New Windows 10 Pro will essentially be a highly tuned version of the operating system that will focus on reducing system latency and increasing responsiveness as much as possible. First and foremost, Windows 10 Pro will support four socket (4P) systems along with the two socket (2P) ones.
GPU support now grows to what AMD and NVIDIA physically support (CUDA 9.0 enables 64 GPUs in a single OS image. So, if you have a motherboard with 20 PCIe slots, you need not run the server version of Windows – Windows 10 Pro will take care of it.
Here are highlights of “Windows 10 Pro for Workstations Creators Update November 2017”:
- ReFS (Resilient file system): Codenamed Protogon, ReFS provides cloud-grade resiliency for data on fault-tolerant storage spaces and manages very large volumes with ease. ReFS is designed to be resilient to data corruption, optimized for handling large data volumes, auto-correcting and more. It protects your data with integrity streams on your mirrored storage spaces. Using its integrity streams, ReFS detects when data becomes corrupt on one of the mirrored drives and uses a healthy copy of your data on the other drive to correct and protect your precious data.
- Persistent memory: Windows 10 Pro for Workstations provides the most demanding apps and data with the performance they require with non-volatile memory modules (NVDIMM-N) hardware. NVDIMM-N enables you to read and write your files with the fastest speed possible, the speed of the computer’s main memory. Because NVDIMM-N is non-volatile memory, your files will still be there, even when you switch your workstation off.
- Faster file sharing: Windows 10 Pro for Workstations includes a feature called SMB Direct, which supports the use of network adapters that have Remote Direct Memory Access (RDMA) capability.

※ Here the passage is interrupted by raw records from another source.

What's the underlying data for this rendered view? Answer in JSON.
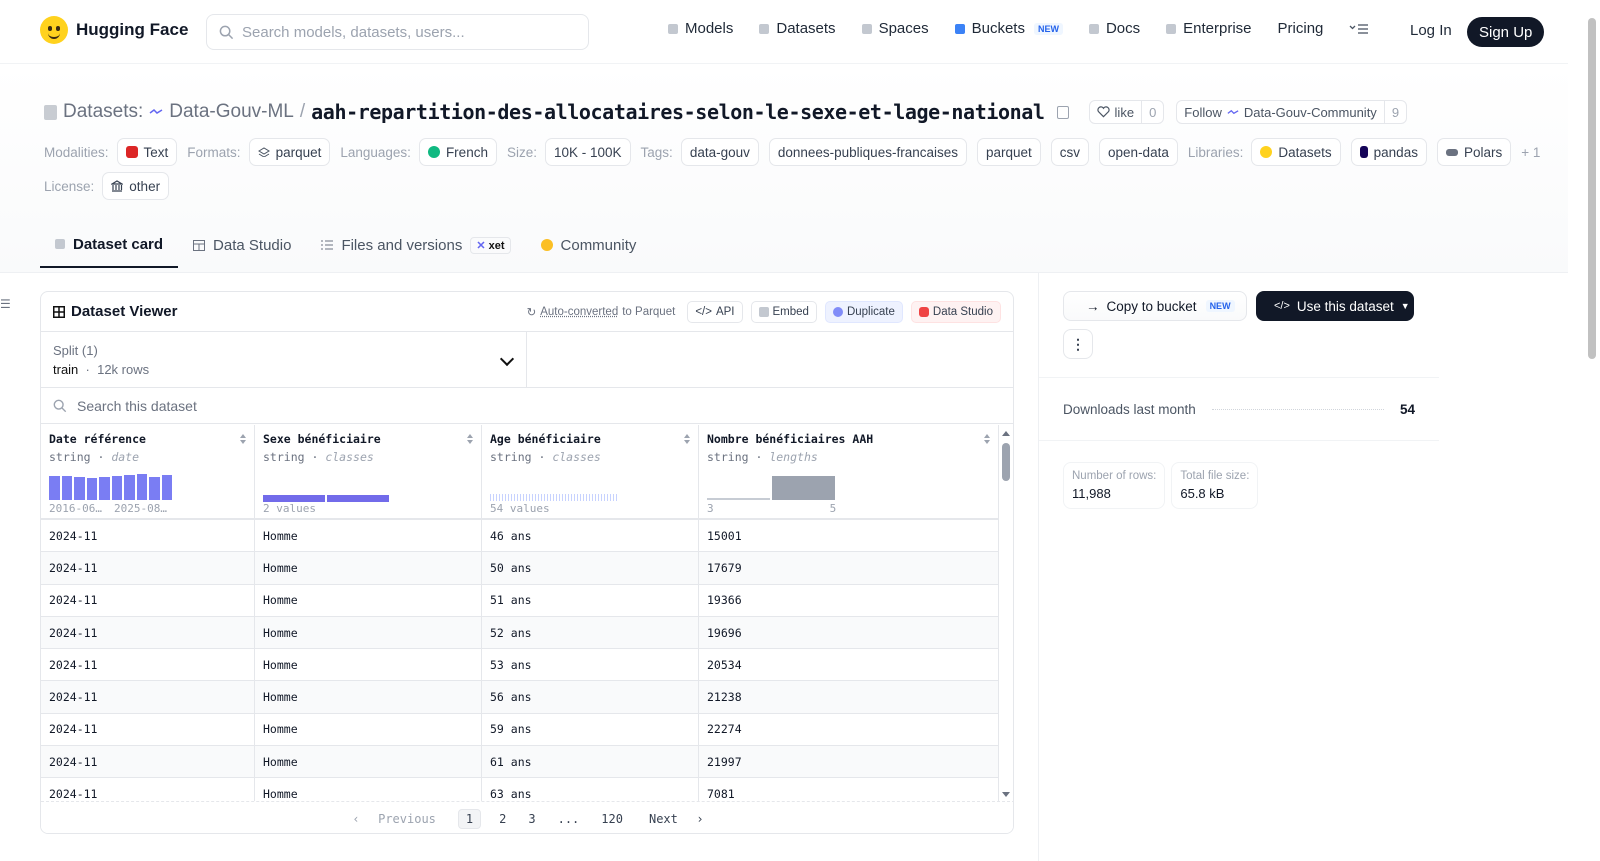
{
  "nav": {
    "brand": "Hugging Face",
    "search_placeholder": "Search models, datasets, users...",
    "links": {
      "models": "Models",
      "datasets": "Datasets",
      "spaces": "Spaces",
      "buckets": "Buckets",
      "buckets_badge": "NEW",
      "docs": "Docs",
      "enterprise": "Enterprise",
      "pricing": "Pricing"
    },
    "login": "Log In",
    "signup": "Sign Up"
  },
  "header": {
    "section_label": "Datasets:",
    "org": "Data-Gouv-ML",
    "repo": "aah-repartition-des-allocataires-selon-le-sexe-et-lage-national",
    "like_label": "like",
    "like_count": "0",
    "follow_label": "Follow",
    "follow_org": "Data-Gouv-Community",
    "follow_count": "9",
    "modalities_label": "Modalities:",
    "modality": "Text",
    "formats_label": "Formats:",
    "format": "parquet",
    "languages_label": "Languages:",
    "language": "French",
    "size_label": "Size:",
    "size": "10K - 100K",
    "tags_label": "Tags:",
    "tags": [
      "data-gouv",
      "donnees-publiques-francaises",
      "parquet",
      "csv",
      "open-data"
    ],
    "libraries_label": "Libraries:",
    "libraries": [
      "Datasets",
      "pandas",
      "Polars"
    ],
    "libraries_more": "+ 1",
    "license_label": "License:",
    "license": "other"
  },
  "tabs": {
    "card": "Dataset card",
    "studio": "Data Studio",
    "files": "Files and versions",
    "files_badge": "xet",
    "community": "Community"
  },
  "viewer": {
    "title": "Dataset Viewer",
    "auto_converted": "Auto-converted",
    "to_parquet": "to Parquet",
    "api": "API",
    "embed": "Embed",
    "duplicate": "Duplicate",
    "data_studio": "Data Studio",
    "split_label": "Split (1)",
    "split_name": "train",
    "split_rows": "12k rows",
    "search_placeholder": "Search this dataset",
    "columns": [
      {
        "name": "Date référence",
        "type": "string",
        "kind": "date",
        "foot_left": "2016-06…",
        "foot_right": "2025-08…"
      },
      {
        "name": "Sexe bénéficiaire",
        "type": "string",
        "kind": "classes",
        "foot_left": "2 values"
      },
      {
        "name": "Age bénéficiaire",
        "type": "string",
        "kind": "classes",
        "foot_left": "54 values"
      },
      {
        "name": "Nombre bénéficiaires AAH",
        "type": "string",
        "kind": "lengths",
        "foot_left": "3",
        "foot_right": "5"
      }
    ],
    "date_hist": [
      0.92,
      0.92,
      0.88,
      0.85,
      0.88,
      0.92,
      0.95,
      1.0,
      0.9,
      0.95
    ],
    "rows": [
      [
        "2024-11",
        "Homme",
        "46 ans",
        "15001"
      ],
      [
        "2024-11",
        "Homme",
        "50 ans",
        "17679"
      ],
      [
        "2024-11",
        "Homme",
        "51 ans",
        "19366"
      ],
      [
        "2024-11",
        "Homme",
        "52 ans",
        "19696"
      ],
      [
        "2024-11",
        "Homme",
        "53 ans",
        "20534"
      ],
      [
        "2024-11",
        "Homme",
        "56 ans",
        "21238"
      ],
      [
        "2024-11",
        "Homme",
        "59 ans",
        "22274"
      ],
      [
        "2024-11",
        "Homme",
        "61 ans",
        "21997"
      ],
      [
        "2024-11",
        "Homme",
        "63 ans",
        "7081"
      ]
    ],
    "pager": {
      "prev": "Previous",
      "pages": [
        "1",
        "2",
        "3",
        "...",
        "120"
      ],
      "next": "Next"
    }
  },
  "side": {
    "copy_bucket": "Copy to bucket",
    "copy_badge": "NEW",
    "use_dataset": "Use this dataset",
    "downloads_label": "Downloads last month",
    "downloads": "54",
    "rows_label": "Number of rows:",
    "rows_value": "11,988",
    "size_label": "Total file size:",
    "size_value": "65.8 kB"
  },
  "colors": {
    "accent": "#6366f1",
    "dark": "#111827",
    "brand": "#ffd21e"
  }
}
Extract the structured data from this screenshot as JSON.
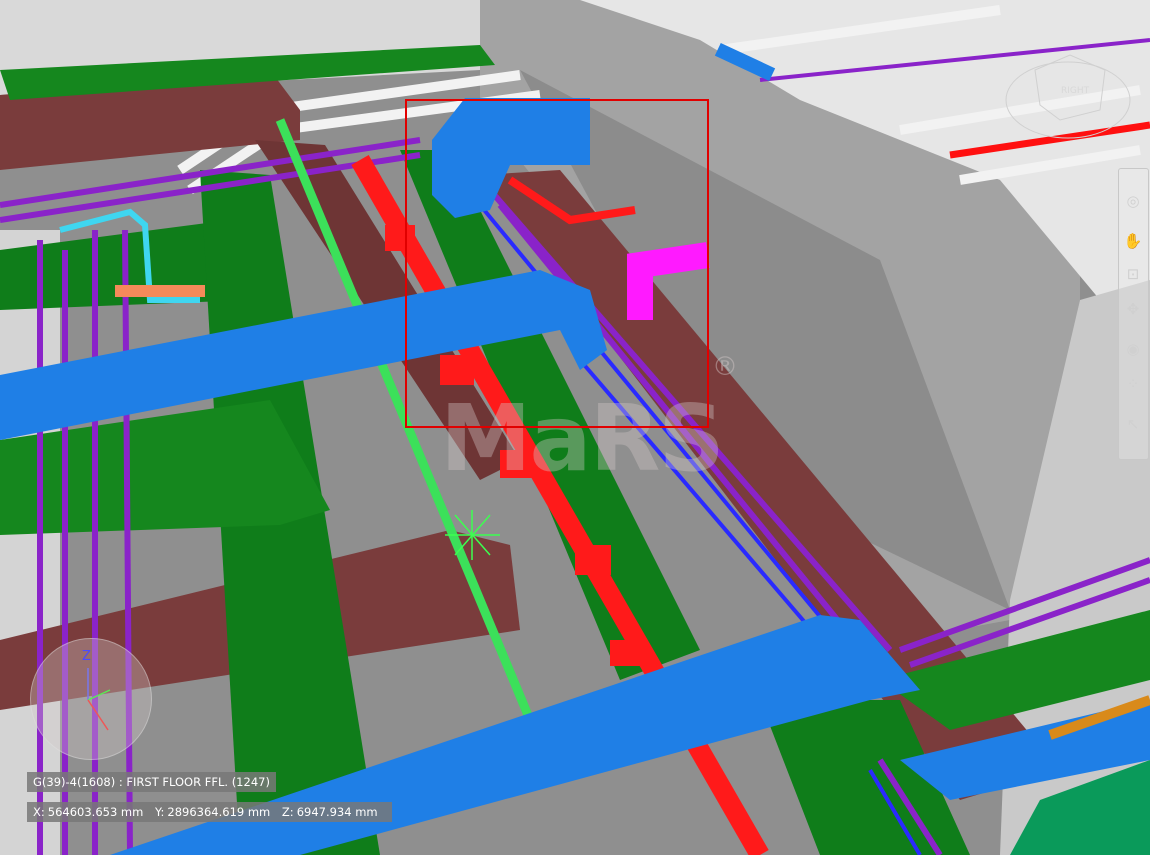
{
  "viewport": {
    "watermark": "MaRS",
    "registered_mark": "®",
    "view_cube_label": "RIGHT"
  },
  "nav_bar": {
    "tools": [
      {
        "name": "look-icon",
        "glyph": "◎"
      },
      {
        "name": "pan-icon",
        "glyph": "✋"
      },
      {
        "name": "zoom-window-icon",
        "glyph": "⊡"
      },
      {
        "name": "orbit-icon",
        "glyph": "✥"
      },
      {
        "name": "camera-icon",
        "glyph": "◉"
      },
      {
        "name": "walk-icon",
        "glyph": "⁘"
      },
      {
        "name": "select-icon",
        "glyph": "↖"
      }
    ]
  },
  "compass": {
    "axis_label": "Z"
  },
  "status": {
    "level": "G(39)-4(1608) : FIRST FLOOR FFL. (1247)",
    "x_label": "X:",
    "x_value": "564603.653 mm",
    "y_label": "Y:",
    "y_value": "2896364.619 mm",
    "z_label": "Z:",
    "z_value": "6947.934 mm"
  },
  "colors": {
    "duct_blue": "#1f7fe6",
    "pipe_red": "#ff1a1a",
    "tray_green": "#0f7d1a",
    "beam_brown": "#7a3c3c",
    "conduit_purple": "#8a23c9",
    "pipe_magenta": "#ff1aff",
    "pipe_lime": "#3ce05a",
    "pipe_cyan": "#3fd6f0",
    "wall_grey": "#a8a8a8",
    "selection_red": "#e10000"
  }
}
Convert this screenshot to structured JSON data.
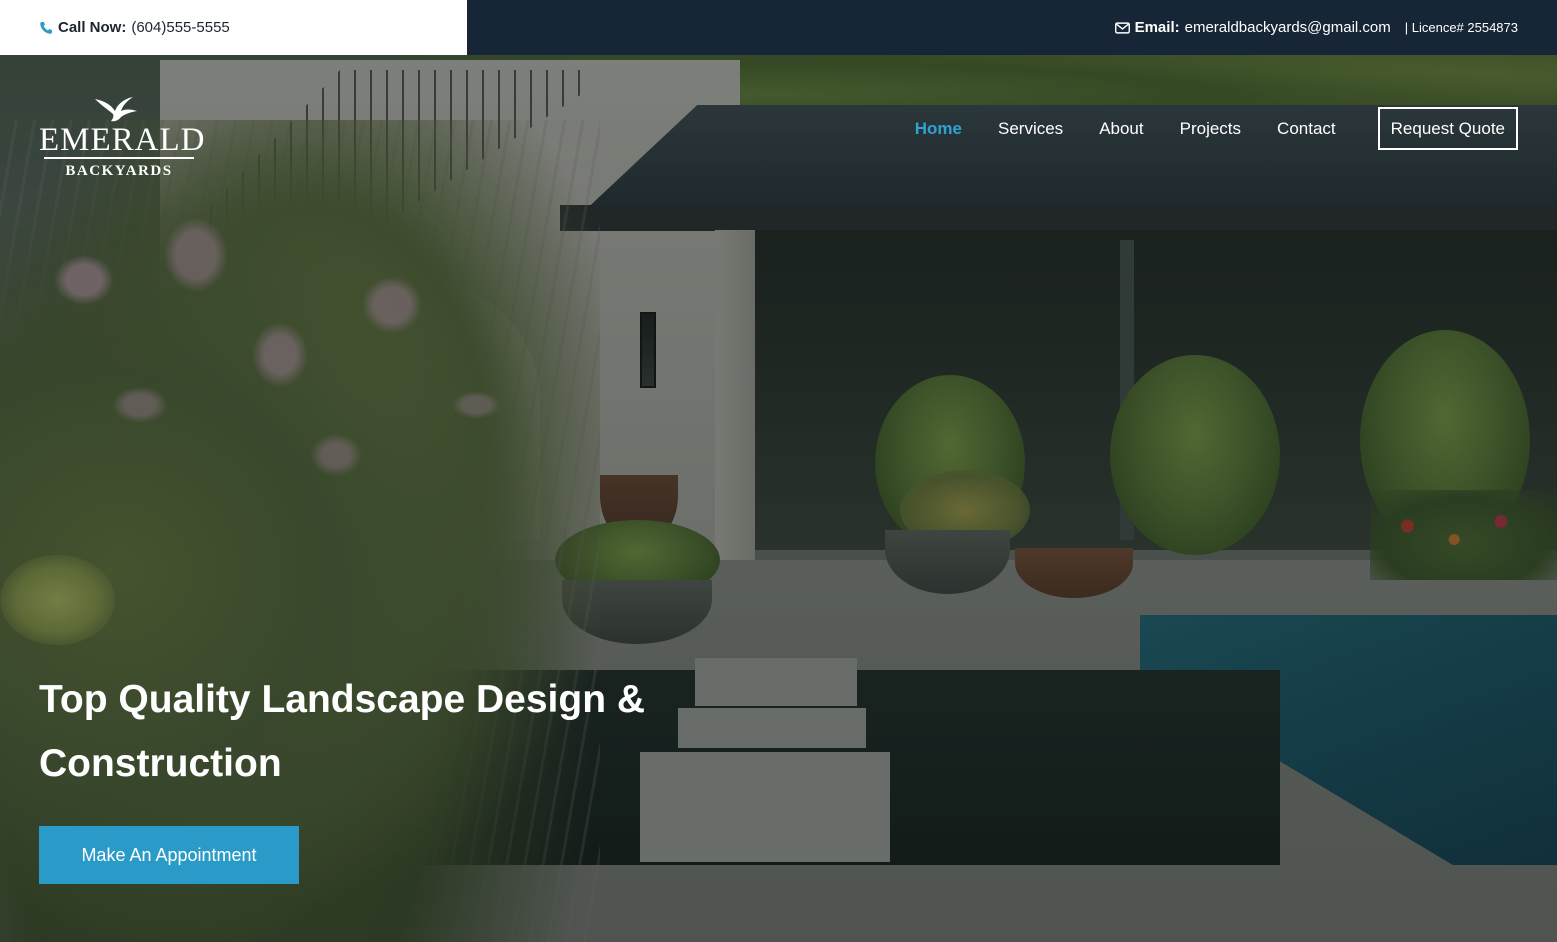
{
  "topbar": {
    "call_label": "Call Now:",
    "phone": "(604)555-5555",
    "email_label": "Email:",
    "email": "emeraldbackyards@gmail.com",
    "licence": "| Licence# 2554873",
    "icons": {
      "phone": "phone-icon",
      "email": "envelope-icon"
    },
    "colors": {
      "left_bg": "#ffffff",
      "right_bg": "#172636",
      "icon_accent": "#2a9bc8"
    }
  },
  "logo": {
    "brand": "EMERALD",
    "sub": "BACKYARDS",
    "icon": "bird-icon"
  },
  "nav": {
    "items": [
      {
        "label": "Home",
        "active": true
      },
      {
        "label": "Services",
        "active": false
      },
      {
        "label": "About",
        "active": false
      },
      {
        "label": "Projects",
        "active": false
      },
      {
        "label": "Contact",
        "active": false
      }
    ],
    "quote_label": "Request Quote",
    "active_color": "#2ea3cf"
  },
  "hero": {
    "title_line1": "Top Quality Landscape Design &",
    "title_line2": "Construction",
    "cta_label": "Make An Appointment",
    "cta_color": "#2a9bc8"
  }
}
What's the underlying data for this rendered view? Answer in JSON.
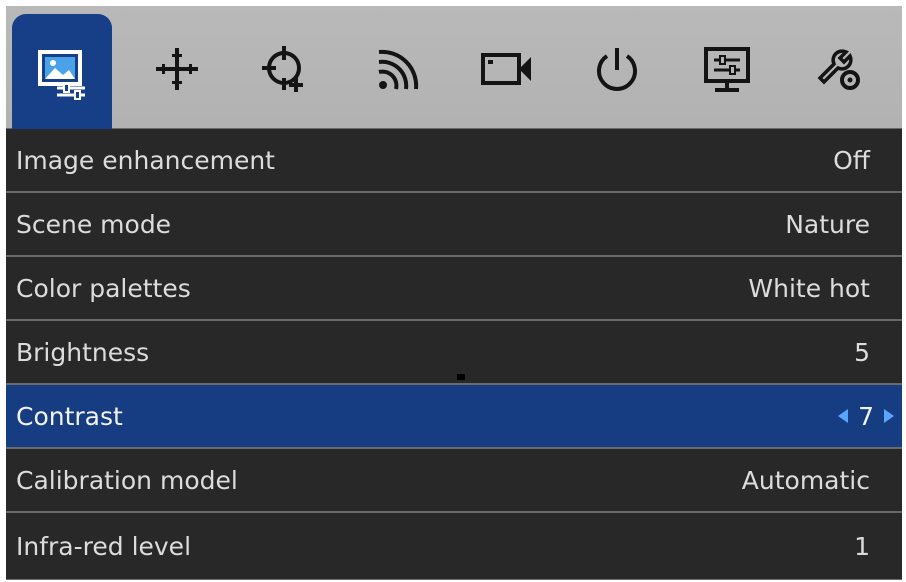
{
  "tabs": [
    {
      "icon": "image-settings-icon",
      "active": true
    },
    {
      "icon": "crosshair-move-icon",
      "active": false
    },
    {
      "icon": "reticle-plus-icon",
      "active": false
    },
    {
      "icon": "wifi-signal-icon",
      "active": false
    },
    {
      "icon": "video-camera-icon",
      "active": false
    },
    {
      "icon": "power-icon",
      "active": false
    },
    {
      "icon": "display-settings-icon",
      "active": false
    },
    {
      "icon": "tools-settings-icon",
      "active": false
    }
  ],
  "menu": {
    "items": [
      {
        "label": "Image enhancement",
        "value": "Off"
      },
      {
        "label": "Scene mode",
        "value": "Nature"
      },
      {
        "label": "Color palettes",
        "value": "White hot"
      },
      {
        "label": "Brightness",
        "value": "5"
      },
      {
        "label": "Contrast",
        "value": "7",
        "selected": true
      },
      {
        "label": "Calibration model",
        "value": "Automatic"
      },
      {
        "label": "Infra-red level",
        "value": "1"
      }
    ]
  },
  "colors": {
    "tab_active": "#163f87",
    "tab_bar": "#b5b5b5",
    "row_bg": "#282828",
    "row_selected": "#163d82",
    "arrow": "#5aa6ff"
  }
}
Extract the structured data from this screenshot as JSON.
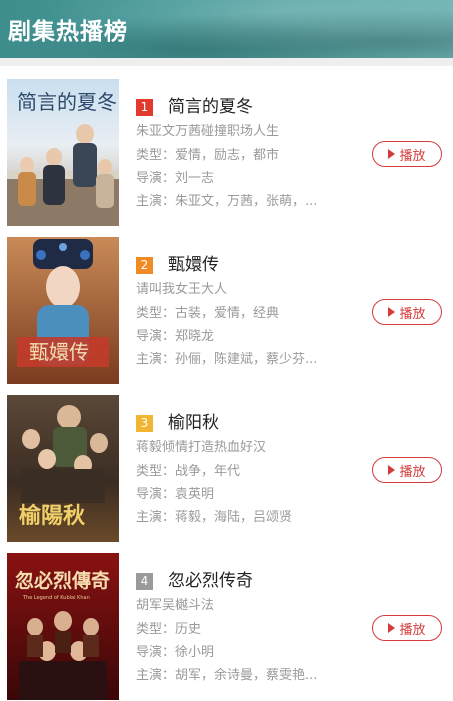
{
  "header": {
    "title": "剧集热播榜"
  },
  "button_color": "#d43c3c",
  "items": [
    {
      "rank": "1",
      "rank_color": "#e23b2e",
      "title": "简言的夏冬",
      "desc": "朱亚文万茜碰撞职场人生",
      "genre_label": "类型：",
      "genre": "爱情，励志，都市",
      "director_label": "导演：",
      "director": "刘一志",
      "cast_label": "主演：",
      "cast": "朱亚文，万茜，张萌，...",
      "play_label": "播放",
      "poster_text": "简言的夏冬",
      "poster_icon": "poster-1"
    },
    {
      "rank": "2",
      "rank_color": "#f08a24",
      "title": "甄嬛传",
      "desc": "请叫我女王大人",
      "genre_label": "类型：",
      "genre": "古装，爱情，经典",
      "director_label": "导演：",
      "director": "郑晓龙",
      "cast_label": "主演：",
      "cast": "孙俪，陈建斌，蔡少芬...",
      "play_label": "播放",
      "poster_text": "甄嬛传",
      "poster_icon": "poster-2"
    },
    {
      "rank": "3",
      "rank_color": "#f2b531",
      "title": "榆阳秋",
      "desc": "蒋毅倾情打造热血好汉",
      "genre_label": "类型：",
      "genre": "战争，年代",
      "director_label": "导演：",
      "director": "袁英明",
      "cast_label": "主演：",
      "cast": "蒋毅，海陆，吕颂贤",
      "play_label": "播放",
      "poster_text": "榆陽秋",
      "poster_icon": "poster-3"
    },
    {
      "rank": "4",
      "rank_color": "#9a9a9a",
      "title": "忽必烈传奇",
      "desc": "胡军吴樾斗法",
      "genre_label": "类型：",
      "genre": "历史",
      "director_label": "导演：",
      "director": "徐小明",
      "cast_label": "主演：",
      "cast": "胡军，余诗曼，蔡雯艳...",
      "play_label": "播放",
      "poster_text": "忽必烈傳奇",
      "poster_subtext": "The Legend of Kublai Khan",
      "poster_icon": "poster-4"
    }
  ]
}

Network adapters that have RDMA can function at full speed with very low latency, while using very little CPU.
- Increased throughput: Leverages the full throughput of high speed networks where the network adapters coordinate the transfer of large amounts of data at line speed.
- Low latency: Provides extremely fast responses to network requests, and, as a result, makes remote file storage feel as if it is directly attached storage.
- Low CPU utilization: Uses fewer CPU cycles when transferring data over the network, which leaves more power available to other applications running on the system.
- Expanded hardware support in Windows 10 Pro for Workstations. Users will now be able to run Windows 10 Pro for Workstations on devices with high performance configurations including server grade Intel Xeon or AMD Opteron processors, with up to 4 CPUs (today limited to 2 CPUs) and add massive memory up to 6TB (today limited to 2TB).
- Performance is a very important requirement in this new world of fast paced innovation and we will continue to invest on Windows 10 Pro for Workstations to enable Windows power users to maximize every aspect of their high-performance device. Windows 10 Pro for Workstations utilizes significant investments, that Windows has made in recent releases, for scaling up across a high number of logical processors and large amounts of memory. Our architectural changes in the Windows kernel take full advantage of high-end processors families, such as Intel Xeon or AMD Opteron, that package a high number of cores in single or multi-processor configurations.